On 06/14/14 02:07, Jorge Jimenez wrote:

What I have:

a multi array X, which is a 3XD complex array * #encode * # frames

Array< Array<complex<float>,3>,2 > X = recon.read_data(data);

Why is this a multi-array?

You've created a two-dimensional array, where each entry is, separately,  a three-dimensional array of entries with type complex<float>.

This seems unnecessarily complicated, since it puts your actual data behind a few levels of indirection and it hides structure that you later assume.

Onces done that, if I have 3 encodes in the first frame I should end up whit data set2 = 400x400x(800*3) = 400x400x2400. This set will be my first array in my new multi array matrix Y or Y(0).
This is a case in point.  Is each 3D array going to be of the same size across encodes and/or frames?  Your multi-array structure permits each chunk to be of different size, but then you assume that (at least within a frame) each is indeed of the same size when you wish to concatenate them.

Will you ever need a particularly clever way of accessing, say, the first encode of each frame, across all frames?  That's permitted by your multi-array structure, but based on some rough guesses about your subsequent workflow that might not be *necessary*.  Will you have the same number of encodes of each frame?  That's required by your data organization, but it may not be necessary.

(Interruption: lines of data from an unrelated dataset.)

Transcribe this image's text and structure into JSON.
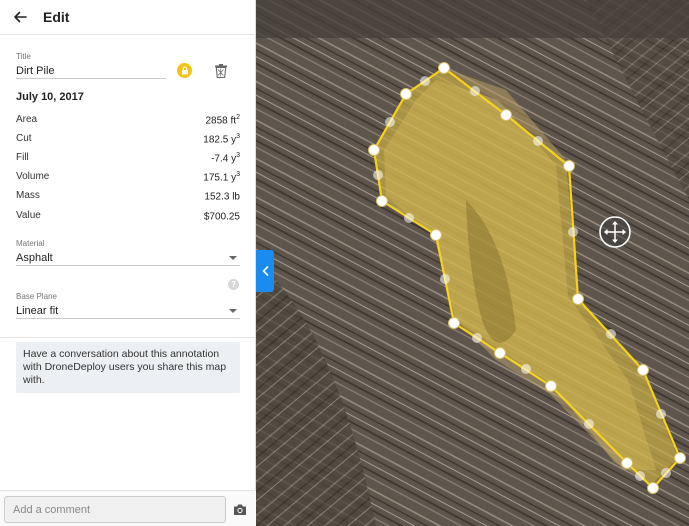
{
  "header": {
    "title": "Edit"
  },
  "annotation": {
    "title_label": "Title",
    "title_value": "Dirt Pile",
    "date": "July 10, 2017"
  },
  "measurements": [
    {
      "label": "Area",
      "value": "2858 ft",
      "sup": "2"
    },
    {
      "label": "Cut",
      "value": "182.5 y",
      "sup": "3"
    },
    {
      "label": "Fill",
      "value": "-7.4 y",
      "sup": "3"
    },
    {
      "label": "Volume",
      "value": "175.1 y",
      "sup": "3"
    },
    {
      "label": "Mass",
      "value": "152.3 lb",
      "sup": ""
    },
    {
      "label": "Value",
      "value": "$700.25",
      "sup": ""
    }
  ],
  "material": {
    "label": "Material",
    "value": "Asphalt"
  },
  "base_plane": {
    "label": "Base Plane",
    "value": "Linear fit"
  },
  "help_icon_glyph": "?",
  "info": {
    "text": "Have a conversation about this annotation with DroneDeploy users you share this map with."
  },
  "comment": {
    "placeholder": "Add a comment"
  },
  "colors": {
    "accent": "#1a8cf0",
    "polygon": "#f5d21e",
    "lock": "#f2c418"
  }
}
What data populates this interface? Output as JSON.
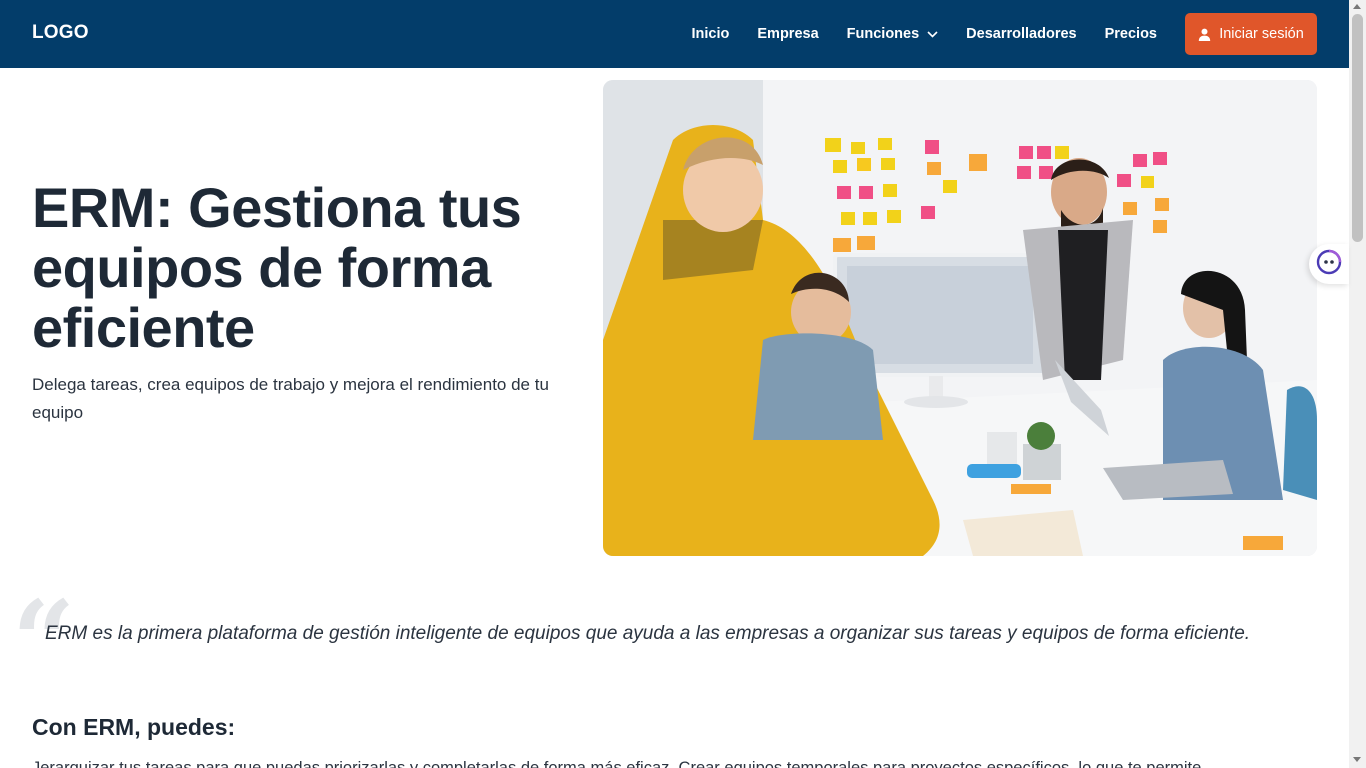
{
  "header": {
    "logo": "LOGO",
    "nav": [
      "Inicio",
      "Empresa",
      "Funciones",
      "Desarrolladores",
      "Precios"
    ],
    "login_label": "Iniciar sesión",
    "colors": {
      "background": "#033d6a",
      "accent": "#e0562a"
    }
  },
  "hero": {
    "title": "ERM: Gestiona tus equipos de forma eficiente",
    "subtitle": "Delega tareas, crea equipos de trabajo y mejora el rendimiento de tu equipo",
    "image_icon": "team-meeting-photo"
  },
  "quote": {
    "text": "ERM es la primera plataforma de gestión inteligente de equipos que ayuda a las empresas a organizar sus tareas y equipos de forma eficiente."
  },
  "features": {
    "title": "Con ERM, puedes:",
    "text": "Jerarquizar tus tareas para que puedas priorizarlas y completarlas de forma más eficaz. Crear equipos temporales para proyectos específicos, lo que te permite"
  },
  "widget": {
    "icon": "chatbot-icon"
  }
}
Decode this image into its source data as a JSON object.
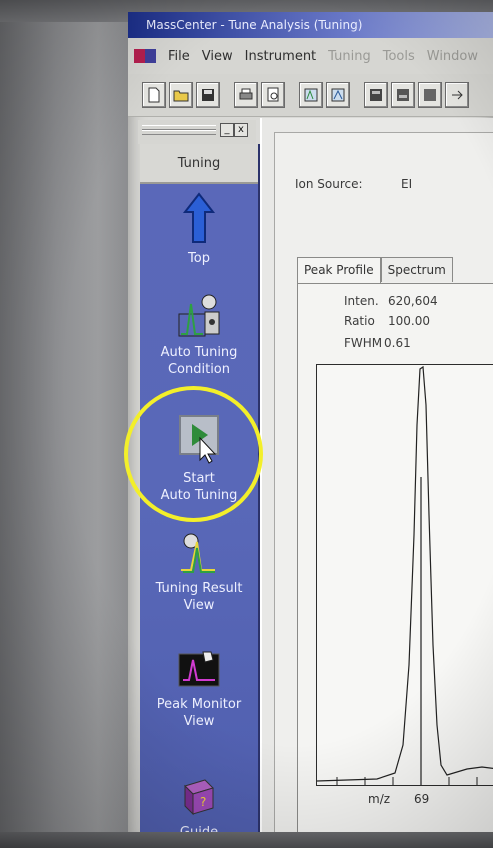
{
  "window": {
    "title": "MassCenter - Tune Analysis (Tuning)"
  },
  "menu": [
    "File",
    "View",
    "Instrument",
    "Tuning",
    "Tools",
    "Window"
  ],
  "toolbar": {
    "icons": [
      "new-file-icon",
      "open-folder-icon",
      "save-icon",
      "print-icon",
      "print-preview-icon",
      "tune-a-icon",
      "tune-b-icon",
      "layout-a-icon",
      "layout-b-icon",
      "layout-c-icon",
      "arrow-icon"
    ]
  },
  "dock": {
    "minimize_label": "_",
    "close_label": "x"
  },
  "tuning_panel": {
    "header": "Tuning",
    "tools": [
      {
        "label_line1": "Top",
        "label_line2": ""
      },
      {
        "label_line1": "Auto Tuning",
        "label_line2": "Condition"
      },
      {
        "label_line1": "Start",
        "label_line2": "Auto Tuning"
      },
      {
        "label_line1": "Tuning Result",
        "label_line2": "View"
      },
      {
        "label_line1": "Peak Monitor",
        "label_line2": "View"
      },
      {
        "label_line1": "Guide",
        "label_line2": ""
      }
    ]
  },
  "main": {
    "ion_source_label": "Ion Source:",
    "ion_source_value": "EI",
    "tabs": [
      "Peak Profile",
      "Spectrum"
    ],
    "stats": {
      "inten_label": "Inten.",
      "inten_value": "620,604",
      "ratio_label": "Ratio",
      "ratio_value": "100.00",
      "fwhm_label": "FWHM",
      "fwhm_value": "0.61"
    },
    "mz_label": "m/z",
    "mz_value": "69"
  },
  "colors": {
    "panel_blue": "#5968b8",
    "highlight": "#f3ef2a",
    "play_green": "#2e8b3a"
  }
}
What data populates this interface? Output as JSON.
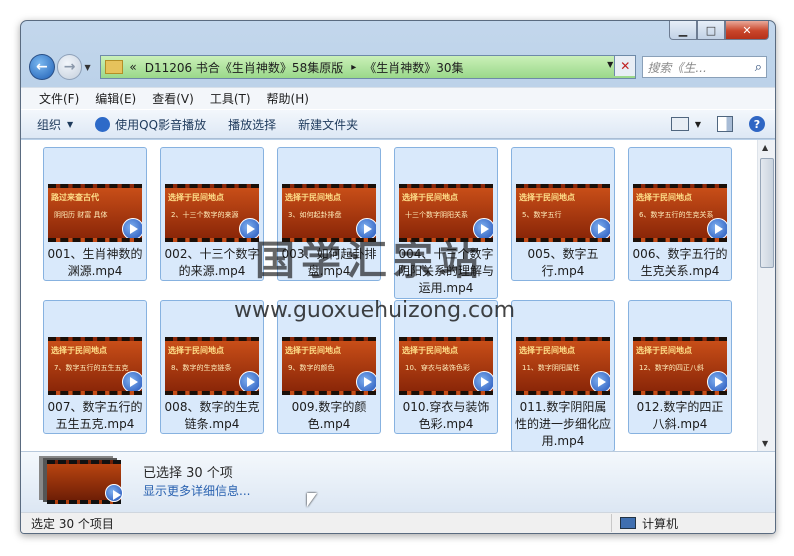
{
  "window": {
    "min_icon": "minimize-icon",
    "max_icon": "maximize-icon",
    "close_icon": "close-icon"
  },
  "address": {
    "prefix": "«",
    "crumbs": [
      "D11206 书合《生肖神数》58集原版",
      "《生肖神数》30集"
    ],
    "separator": "▸"
  },
  "search": {
    "placeholder": "搜索《生..."
  },
  "menu": [
    "文件(F)",
    "编辑(E)",
    "查看(V)",
    "工具(T)",
    "帮助(H)"
  ],
  "toolbar": {
    "organize": "组织",
    "qq_play": "使用QQ影音播放",
    "play_selection": "播放选择",
    "new_folder": "新建文件夹"
  },
  "files": [
    {
      "name": "001、生肖神数的渊源.mp4",
      "thumb_title": "路过来查古代",
      "thumb_sub": "阴阳历 财富 具体"
    },
    {
      "name": "002、十三个数字的来源.mp4",
      "thumb_title": "选择于民间地点",
      "thumb_sub": "2、十三个数字的来源"
    },
    {
      "name": "003、如何起卦排盘.mp4",
      "thumb_title": "选择于民间地点",
      "thumb_sub": "3、如何起卦排盘"
    },
    {
      "name": "004、十三个数字阴阳关系的理解与运用.mp4",
      "thumb_title": "选择于民间地点",
      "thumb_sub": "十三个数字阴阳关系"
    },
    {
      "name": "005、数字五行.mp4",
      "thumb_title": "选择于民间地点",
      "thumb_sub": "5、数字五行"
    },
    {
      "name": "006、数字五行的生克关系.mp4",
      "thumb_title": "选择于民间地点",
      "thumb_sub": "6、数字五行的生克关系"
    },
    {
      "name": "007、数字五行的五生五克.mp4",
      "thumb_title": "选择于民间地点",
      "thumb_sub": "7、数字五行的五生五克"
    },
    {
      "name": "008、数字的生克链条.mp4",
      "thumb_title": "选择于民间地点",
      "thumb_sub": "8、数字的生克链条"
    },
    {
      "name": "009.数字的颜色.mp4",
      "thumb_title": "选择于民间地点",
      "thumb_sub": "9、数字的颜色"
    },
    {
      "name": "010.穿衣与装饰色彩.mp4",
      "thumb_title": "选择于民间地点",
      "thumb_sub": "10、穿衣与装饰色彩"
    },
    {
      "name": "011.数字阴阳属性的进一步细化应用.mp4",
      "thumb_title": "选择于民间地点",
      "thumb_sub": "11、数字阴阳属性"
    },
    {
      "name": "012.数字的四正八斜.mp4",
      "thumb_title": "选择于民间地点",
      "thumb_sub": "12、数字的四正八斜"
    }
  ],
  "details": {
    "selected": "已选择 30 个项",
    "more": "显示更多详细信息..."
  },
  "status": {
    "left": "选定 30 个项目",
    "right": "计算机"
  },
  "watermark": {
    "cn": "国学汇宗站",
    "url": "www.guoxuehuizong.com"
  }
}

Please be aware of the amount of memory that you're casually throwing around.  Your first frame mentioned above will use, by itself, about 1.4GiB of memory.  Keeping more than a handful of frames in memory at a time will be beyond the capabilities of many workstations, so you may wish to use data structures more amenable to offline processing.

If you *are* aware of the memory complexities involved and you are guaranteed to have the same data size per (encode,frame), then the most useful array organization would be a five-dimensional array of type array< complex<float>, 5>, with indices (x,y,z,enc,frame).

Multi-arrays should be used sparingly; Blitz++ is good at math-on-arrays but less good at heavy data-structure work.  You should use them as you would an array type in MATLAB or NumPy.

Array< Array<float,3>,1 > Y; //Array for all encodes in same frame
Please also be aware that this doesn't actually give the Y array any size, so even if your code compiled the subsequent unpack-in-Y would do a very wrong thing and probably (if you're lucky) segfault.